Evet… Kalıba dökebileceğim her deseni, dantel üzerine işleyebilirim. İfade ettiğiniz gibi, işletmelerden de buna dair talep gelirse, bu konuda çalışmak da her zaman mümkün. Hatta bundan memnun olurum. Hem dantelin yeniden kullanımı adına, hem de bu yapıların geleneksel içeriğine uygunluk adına. Bir de şöyle hayal edin… Bu butik otellere gelen insanlar, eski yapılarda, eskilerin yaşam stilleri içerisinde konaklama imkanı buluyor. Konakladıkları yerlerin pencerelerinde bu perdeleri görmek, bence o insanlara bu kentin eski hikâyesi adına verilebilecek en keyifli detaylardan biri olacaktır. Hani madem eski Antakya evlerini koruyoruz, ki bu çok güzel. O zaman, bu evlerin o güzelim pencerelerini bir zamanlar örten şık perde usullerini de gündeme getirmemiz gerekmez mi?
Aslında dantel dediğiniz şeyi, sadece masa takımları ya da örtüleri özelinde düşünmemek gerek. Çok şık bir çanta üzerine de işlenebilecek desenler olabiliyor mesela. Ama en önemlisi de nedir, biliyor musunuz? Dantel, aslında annelerimizden, ailelerimizden bize kalan hatıralardır. Onları canlı tutmak gerekiyor. Dünü, bugüne taşımak gerekiyor. Ama dediğim gibi, dünü bugüne taşımak eskisi kadar kolay değil. O yüzden, biraz daha modernize edip, bu durumu herkes adına kolaylaştırmaya çalışıyorum. Takılar ve Dantelin ortak yolculuğu da, bu şekilde ortaya çıktı zaten.
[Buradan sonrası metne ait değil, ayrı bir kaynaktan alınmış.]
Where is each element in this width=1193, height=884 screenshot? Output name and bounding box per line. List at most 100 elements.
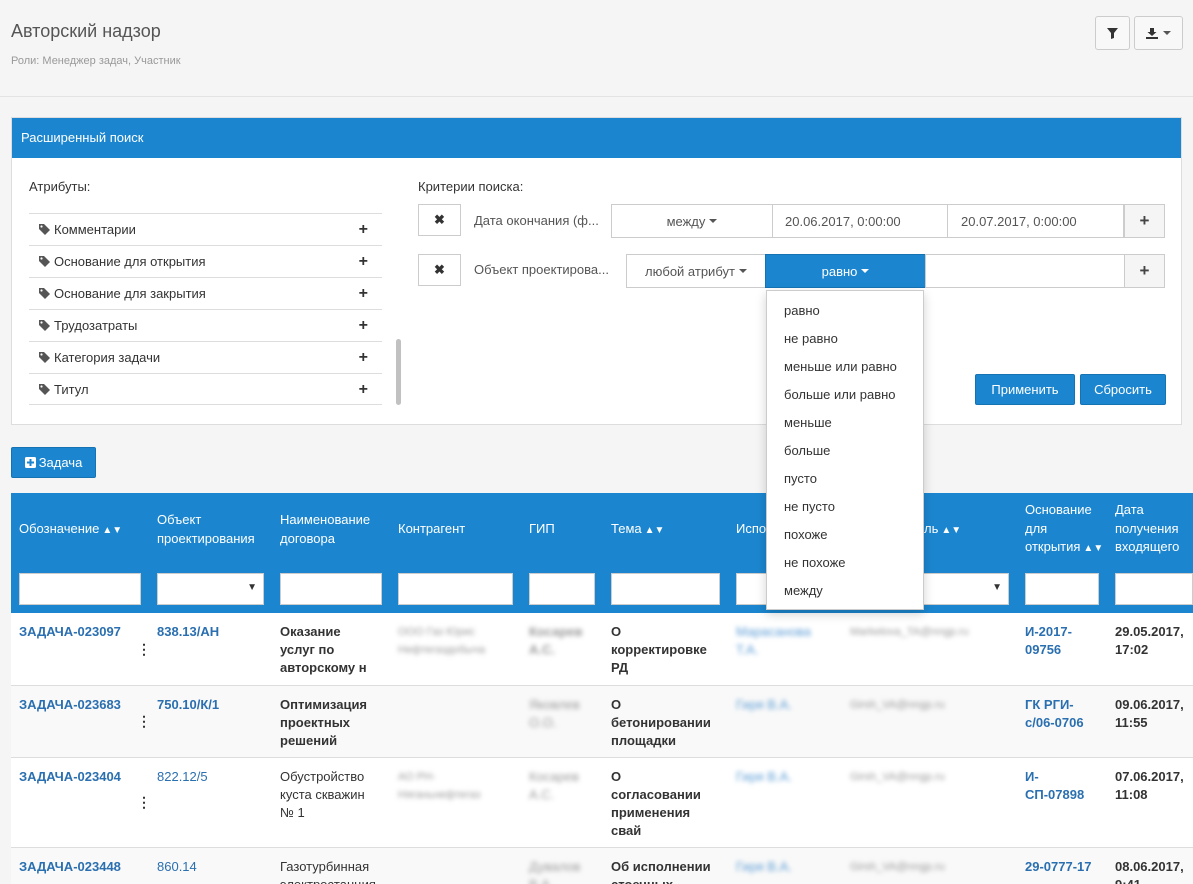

“En büyük hayalimdi onu işlemek” dediğiniz Atatürk Portresi, belki de bundan sonra, bu kente gelen kurumsal misafirlere verilebilecek en nadide eserlerden biri olacak, el emeği göz nuru bir üretim olarak. Dantelin sizdeki hikâyesi nedir peki? Hissettirdiği nedir?

Dantel, çok farklı bir şey. Bu öyle bir şey ki… Hayallerinizi, duygularınızı işliyorsunuz her bir ilmeğinde, deseninde, yorgunluğunda. Saatlerinizi harcıyorsunuz ve ortaya çıkan şeyden de keyif alıyorsunuz, gurur duyuyorsunuz. Atatürk Portesinin dantel işi de böyle oldu. O kadar keyifle ve ısrarla devam ettim ki, bir hafta içinde bitirdim. Ama bittiğinde de, herkesin hayranlıkla izlediği bir iş çıktı ortaya. Hatta kalıbını isteyen çok arkadaşım oldu.

Seni tanımak ve takip etmek isteyenler için, sosyal medya hesaplarını paylaşalım mı?

Tabi, Nehla Solak dediklerinde, hem Instagram üzerinde hem de Facebook’ta sayfalarıma ulaşabilirler. Bu iki sayfamda da, keçeden nakış ve dantele, tüm işlerimi görme fırsatı da bulabilirler.

Son olarak… Senin hikâyen, kendi ayakları üzerinde durmak isteyen kadınlar için de örnek alınması gereken bir hikâye aslına bakarsan. Ben bu tür hikâyeleri dinlerken, hayallerini genel olarak erteleyen, ertelemek durumunda bırakılan kadınları da hatırlıyorum. Bugünü senden okuyacak herkese ne söylemek istersin?

Aslına bakarsanız, o hayallerini erteleyenlerden biri de bendim. Hep erteledim. Ama hep de evde oturmak olmuyor. Çabalamak gerekiyor, adım atmak ve denemek gerekiyor. Kendi adınıza bir şeyler yapmak, bir şeyler başarmak o kadar güzel bir şey ki, anlatamam. Asıl güzelliği de, hem kendi paranızı kazanıyorsunuz hem de hayal ettiğiniz işi yapıyorsunuz. Bu arada dükkânımın adı, Emsali. Emsal, benim annemin adı. Bir bakıma, ben de kendi hikâyeme sahip çıkıyorum. Demem o ki… Onlar da kendi hikâyelerine sahip çıksınlar. Hayal etsinler ve vazgeçmesinler. Başarmak zor, ama imkânsız değil.